When Cabinet unanimously approved the agreement after examining its economic and legal implications, many expected Parliament’s debate to focus on facts. Instead, the public has been presented with claims of “revenue loss” that fail to acknowledge a fundamental reality: the agreement does not seek a tax waiver. It seeks a temporary three-year tax deferment.
That distinction matters.
A tax deferment delays payment obligations to facilitate investment and expansion. It does not cancel them. The Government is not surrendering revenue; it is creating room for a strategic investor to strengthen infrastructure that directly benefits the nation.
What makes the Deputy Speaker’s position particularly puzzling is that Aminata & Sons is not an unknown entity asking for special treatment. The company has already demonstrated its capacity to deliver. Since entering the petroleum sector, Sierra Leone has witnessed improved fuel availability and greater stability in supply. The days of frequent artificial fuel scarcity have significantly diminished.
The company’s proposal is straightforward: allow it to reinvest resources into expanding storage facilities, improving operational efficiency and strengthening national fuel security. In return, Sierra Leone gains increased storage capacity, enhanced supply resilience and greater long-term economic benefits.

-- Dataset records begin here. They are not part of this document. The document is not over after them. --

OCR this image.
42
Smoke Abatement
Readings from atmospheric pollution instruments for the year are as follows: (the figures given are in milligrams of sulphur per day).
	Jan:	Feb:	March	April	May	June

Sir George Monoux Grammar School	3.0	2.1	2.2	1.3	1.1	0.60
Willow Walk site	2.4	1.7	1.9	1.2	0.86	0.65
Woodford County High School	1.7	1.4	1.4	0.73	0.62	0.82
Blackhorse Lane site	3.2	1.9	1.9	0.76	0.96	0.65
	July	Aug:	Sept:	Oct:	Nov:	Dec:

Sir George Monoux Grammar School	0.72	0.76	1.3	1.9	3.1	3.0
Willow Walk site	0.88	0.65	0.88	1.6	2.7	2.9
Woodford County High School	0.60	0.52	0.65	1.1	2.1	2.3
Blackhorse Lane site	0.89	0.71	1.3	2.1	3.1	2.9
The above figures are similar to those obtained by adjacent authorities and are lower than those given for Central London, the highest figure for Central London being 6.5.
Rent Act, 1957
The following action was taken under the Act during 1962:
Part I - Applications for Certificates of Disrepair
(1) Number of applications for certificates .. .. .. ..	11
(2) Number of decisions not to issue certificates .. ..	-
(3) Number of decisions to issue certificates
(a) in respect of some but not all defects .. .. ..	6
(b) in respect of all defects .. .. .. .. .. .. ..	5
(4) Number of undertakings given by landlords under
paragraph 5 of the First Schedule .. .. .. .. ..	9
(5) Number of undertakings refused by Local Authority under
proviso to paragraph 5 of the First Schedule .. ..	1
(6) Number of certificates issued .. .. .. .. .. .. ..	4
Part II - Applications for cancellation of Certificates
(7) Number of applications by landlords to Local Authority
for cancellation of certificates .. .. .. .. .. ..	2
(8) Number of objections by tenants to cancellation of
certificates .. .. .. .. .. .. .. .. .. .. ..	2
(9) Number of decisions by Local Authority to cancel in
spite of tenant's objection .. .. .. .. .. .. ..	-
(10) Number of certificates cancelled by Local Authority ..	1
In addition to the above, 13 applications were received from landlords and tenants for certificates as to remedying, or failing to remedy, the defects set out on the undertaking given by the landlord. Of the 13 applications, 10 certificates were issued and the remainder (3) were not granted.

These are precisely the kinds of investments governments around the world encourage through temporary fiscal incentives.
The obvious question therefore becomes: if Cabinet, economic planners and technical experts found merit in the proposal, why has the Deputy Speaker chosen to become its most vocal opponent?

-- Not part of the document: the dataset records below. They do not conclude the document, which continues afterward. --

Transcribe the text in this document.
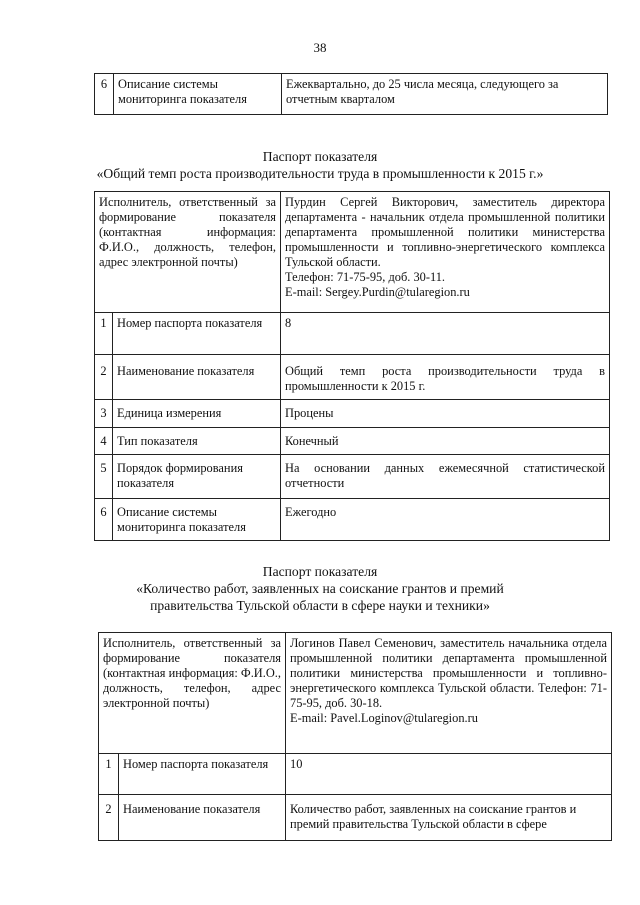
38
6	Описание системы мониторинга показателя	Ежеквартально, до 25 числа месяца, следующего за отчетным кварталом
Паспорт показателя
«Общий темп роста производительности труда в промышленности к 2015 г.»
Исполнитель, ответственный за формирование показателя (контактная информация: Ф.И.О., должность, телефон, адрес электронной почты)		Пурдин Сергей Викторович, заместитель директора департамента - начальник отдела промышленной политики департамента промышленной политики министерства промышленности и топливно-энергетического комплекса Тульской области.
Телефон: 71-75-95, доб. 30-11.
E-mail: Sergey.Purdin@tularegion.ru

1	Номер паспорта показателя	8
2	Наименование показателя	Общий темп роста производительности труда в промышленности к 2015 г.
3	Единица измерения	Процены
4	Тип показателя	Конечный
5	Порядок формирования показателя	На основании данных ежемесячной статистической отчетности
6	Описание системы мониторинга показателя	Ежегодно
Паспорт показателя
«Количество работ, заявленных на соискание грантов и премий
правительства Тульской области в сфере науки и техники»
Исполнитель, ответственный за формирование показателя (контактная информация: Ф.И.О., должность, телефон, адрес электронной почты)		Логинов Павел Семенович, заместитель начальника отдела промышленной политики департамента промышленной политики министерства промышленности и топливно-энергетического комплекса Тульской области. Телефон: 71-75-95, доб. 30-18.
E-mail: Pavel.Loginov@tularegion.ru

1	Номер паспорта показателя	10
2	Наименование показателя	Количество работ, заявленных на соискание грантов и премий правительства Тульской области в сфере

Why is he focusing on a supposed “revenue loss” when the revenue is merely being deferred rather than forfeited?
Why is there such resistance to a company investing in infrastructure that strengthens national fuel security?

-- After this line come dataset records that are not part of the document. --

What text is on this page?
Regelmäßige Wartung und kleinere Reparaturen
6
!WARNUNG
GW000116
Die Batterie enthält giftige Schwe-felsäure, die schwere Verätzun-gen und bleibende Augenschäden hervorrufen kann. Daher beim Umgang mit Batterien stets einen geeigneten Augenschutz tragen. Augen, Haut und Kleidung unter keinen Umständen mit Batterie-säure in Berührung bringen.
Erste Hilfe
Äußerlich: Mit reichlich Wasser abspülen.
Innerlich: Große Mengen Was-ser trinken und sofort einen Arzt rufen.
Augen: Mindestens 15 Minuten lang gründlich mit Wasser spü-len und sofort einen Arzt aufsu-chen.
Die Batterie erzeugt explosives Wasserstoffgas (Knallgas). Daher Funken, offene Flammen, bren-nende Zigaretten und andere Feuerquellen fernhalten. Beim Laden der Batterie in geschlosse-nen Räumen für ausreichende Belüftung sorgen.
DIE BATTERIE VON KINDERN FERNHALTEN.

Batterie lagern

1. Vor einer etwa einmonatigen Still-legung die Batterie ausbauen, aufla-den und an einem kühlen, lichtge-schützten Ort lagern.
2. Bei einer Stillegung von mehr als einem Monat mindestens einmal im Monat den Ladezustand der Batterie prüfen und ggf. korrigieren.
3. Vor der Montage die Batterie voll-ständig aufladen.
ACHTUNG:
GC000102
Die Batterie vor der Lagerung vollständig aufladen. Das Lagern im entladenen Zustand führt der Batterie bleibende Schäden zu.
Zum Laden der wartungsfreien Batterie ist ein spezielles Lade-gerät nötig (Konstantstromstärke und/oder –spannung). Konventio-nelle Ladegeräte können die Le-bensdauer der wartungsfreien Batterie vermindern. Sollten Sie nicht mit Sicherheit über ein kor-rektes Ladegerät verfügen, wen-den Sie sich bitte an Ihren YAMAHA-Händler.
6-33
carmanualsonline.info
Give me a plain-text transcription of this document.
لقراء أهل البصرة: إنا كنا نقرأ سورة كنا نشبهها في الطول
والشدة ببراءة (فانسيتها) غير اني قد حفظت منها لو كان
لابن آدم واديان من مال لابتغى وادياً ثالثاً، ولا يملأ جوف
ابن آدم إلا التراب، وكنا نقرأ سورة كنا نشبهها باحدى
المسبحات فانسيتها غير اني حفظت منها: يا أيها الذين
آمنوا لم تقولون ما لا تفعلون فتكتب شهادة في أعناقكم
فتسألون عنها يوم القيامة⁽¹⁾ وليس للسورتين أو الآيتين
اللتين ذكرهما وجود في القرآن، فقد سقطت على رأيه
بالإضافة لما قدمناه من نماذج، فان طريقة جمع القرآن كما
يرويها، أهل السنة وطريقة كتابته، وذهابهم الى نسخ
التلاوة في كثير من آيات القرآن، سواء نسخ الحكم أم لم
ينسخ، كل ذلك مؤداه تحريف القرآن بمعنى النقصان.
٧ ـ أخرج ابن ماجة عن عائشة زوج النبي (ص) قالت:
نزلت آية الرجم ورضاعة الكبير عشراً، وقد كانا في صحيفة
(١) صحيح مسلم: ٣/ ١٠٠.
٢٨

And why does the opposition appear disproportionate to the actual contents of the agreement?
These are legitimate questions because public officials are expected to evaluate proposals based on national interest, not emotion, politics or personal considerations.
Parliament must carefully examine the facts and not be distracted by narratives that confuse deferment with exemption. The country’s economic future depends on encouraging credible investors willing to commit resources to critical sectors.
Aminata & Sons has put its money where its mouth is. It has invested, delivered and contributed to stabilizing fuel supply. The proposed deferment is designed to allow the company to do even more.
The real issue before Parliament is not whether Government is losing revenue. It is whether Sierra Leone is prepared to support a proven indigenous investor that is expanding strategic infrastructure for the benefit of the nation.
If one voice stands against what many others see as a practical and economically sound arrangement, that voice has every right to be heard. But it also has a responsibility to explain why its position differs so sharply from the consensus reached by Cabinet and many stakeholders who view the agreement as a win for investment, fuel security and long-term national development.
In the end, Sierra Leone deserves facts—not fear, economics—not politics, and progress—not obstruction.